Folks in the functional restoration field say that 75% of patients remain off 75% of their original drugs after 12 months if they are involved in a best-practices clinic. I’ve researched this issue over the past two years, visiting many detox and functional restoration programs. Functional restoration and detox facilities are not created equally, and not all physicians are knowledgeable or proficient in weaning.
I am absolutely convinced that best practices involve an interdisciplinary treatment approach. If you do not have a team composed of a licensed MD/DO to manage the medical and addiction issues, a licensed physical therapist to increase function, flexibility and stamina and a licensed psychologist to address psychosocial issues, the injured worker won’t make all the behavioral and mental changes required to stay off inappropriate drugs.

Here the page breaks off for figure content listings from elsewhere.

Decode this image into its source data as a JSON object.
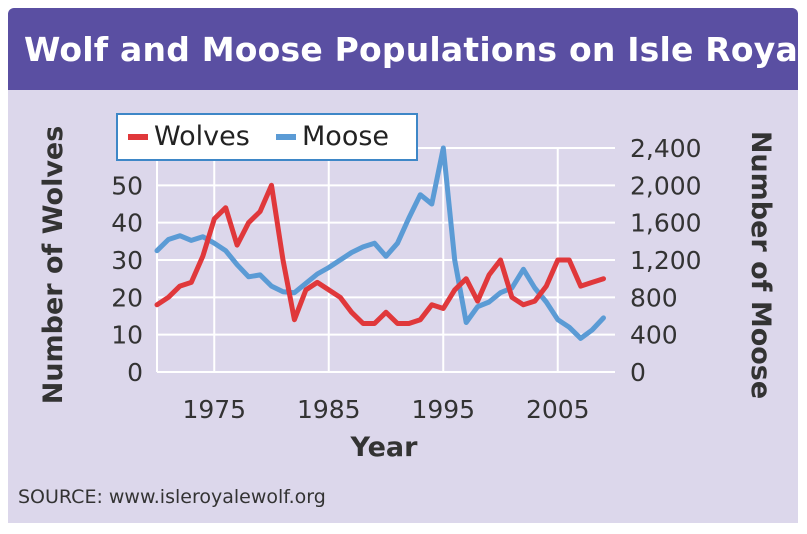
{
  "title": "Wolf and Moose Populations on Isle Royale",
  "source": "SOURCE: www.isleroyalewolf.org",
  "colors": {
    "header": "#5a4fa2",
    "panel": "#dcd7eb",
    "wolves": "#e0383b",
    "moose": "#5b9bd5",
    "legend_border": "#3e87c7"
  },
  "chart_data": {
    "type": "line",
    "title": "Wolf and Moose Populations on Isle Royale",
    "xlabel": "Year",
    "ylabel_left": "Number of Wolves",
    "ylabel_right": "Number of Moose",
    "x_ticks": [
      "1975",
      "1985",
      "1995",
      "2005"
    ],
    "x_tick_values": [
      1975,
      1985,
      1995,
      2005
    ],
    "y_left_ticks": [
      "0",
      "10",
      "20",
      "30",
      "40",
      "50"
    ],
    "y_left_tick_values": [
      0,
      10,
      20,
      30,
      40,
      50
    ],
    "y_right_ticks": [
      "0",
      "400",
      "800",
      "1,200",
      "1,600",
      "2,000",
      "2,400"
    ],
    "y_right_tick_values": [
      0,
      400,
      800,
      1200,
      1600,
      2000,
      2400
    ],
    "xlim": [
      1970,
      2010
    ],
    "ylim_left": [
      0,
      60
    ],
    "ylim_right": [
      0,
      2400
    ],
    "grid": true,
    "legend_position": "top-left",
    "series": [
      {
        "name": "Wolves",
        "axis": "left",
        "color": "#e0383b",
        "x": [
          1970,
          1971,
          1972,
          1973,
          1974,
          1975,
          1976,
          1977,
          1978,
          1979,
          1980,
          1981,
          1982,
          1983,
          1984,
          1985,
          1986,
          1987,
          1988,
          1989,
          1990,
          1991,
          1992,
          1993,
          1994,
          1995,
          1996,
          1997,
          1998,
          1999,
          2000,
          2001,
          2002,
          2003,
          2004,
          2005,
          2006,
          2007,
          2008,
          2009
        ],
        "y": [
          18,
          20,
          23,
          24,
          31,
          41,
          44,
          34,
          40,
          43,
          50,
          30,
          14,
          22,
          24,
          22,
          20,
          16,
          13,
          13,
          16,
          13,
          13,
          14,
          18,
          17,
          22,
          25,
          19,
          26,
          30,
          20,
          18,
          19,
          23,
          30,
          30,
          23,
          24,
          25
        ]
      },
      {
        "name": "Moose",
        "axis": "right",
        "color": "#5b9bd5",
        "x": [
          1970,
          1971,
          1972,
          1973,
          1974,
          1975,
          1976,
          1977,
          1978,
          1979,
          1980,
          1981,
          1982,
          1983,
          1984,
          1985,
          1986,
          1987,
          1988,
          1989,
          1990,
          1991,
          1992,
          1993,
          1994,
          1995,
          1996,
          1997,
          1998,
          1999,
          2000,
          2001,
          2002,
          2003,
          2004,
          2005,
          2006,
          2007,
          2008,
          2009
        ],
        "y": [
          1300,
          1420,
          1460,
          1410,
          1450,
          1380,
          1300,
          1150,
          1020,
          1040,
          920,
          860,
          850,
          950,
          1050,
          1120,
          1200,
          1280,
          1340,
          1380,
          1240,
          1380,
          1650,
          1900,
          1800,
          2400,
          1200,
          530,
          700,
          750,
          850,
          900,
          1100,
          900,
          750,
          560,
          480,
          360,
          450,
          580
        ]
      }
    ]
  }
}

Work comp is deathly afraid of a psych-compensable diagnosis because it can open doors well beyond vocational, but we cannot ignore what happens in a patient’s conscious and subconscious mind. If you ignore the psychology behind addiction and dependency and neglect to address things like low self-esteem, catastrophizing and perceived injustice, the patient isn’t likely to truly and permanently change. Two to three months after being discharged as clean, the patient is likely to resume old habits of overusing or abusing prescription drugs. Relapse may also occur if the patient fails to learn non-pharmacological pain-coping skills like yoga, Pilates, stretching and other physical exercise.
It is tempting to try to close a claim upon receipt of a clean discharge from a detox facility. After all, the drug regimen will look as good then as it ever will, and it would be naïve to think that isn’t a driver in some cases. But if the goal is to truly restore claimants to as close to pre-injury condition as possible for the long term, do your homework on those conducting the weaning and take into consideration the body-mind connection.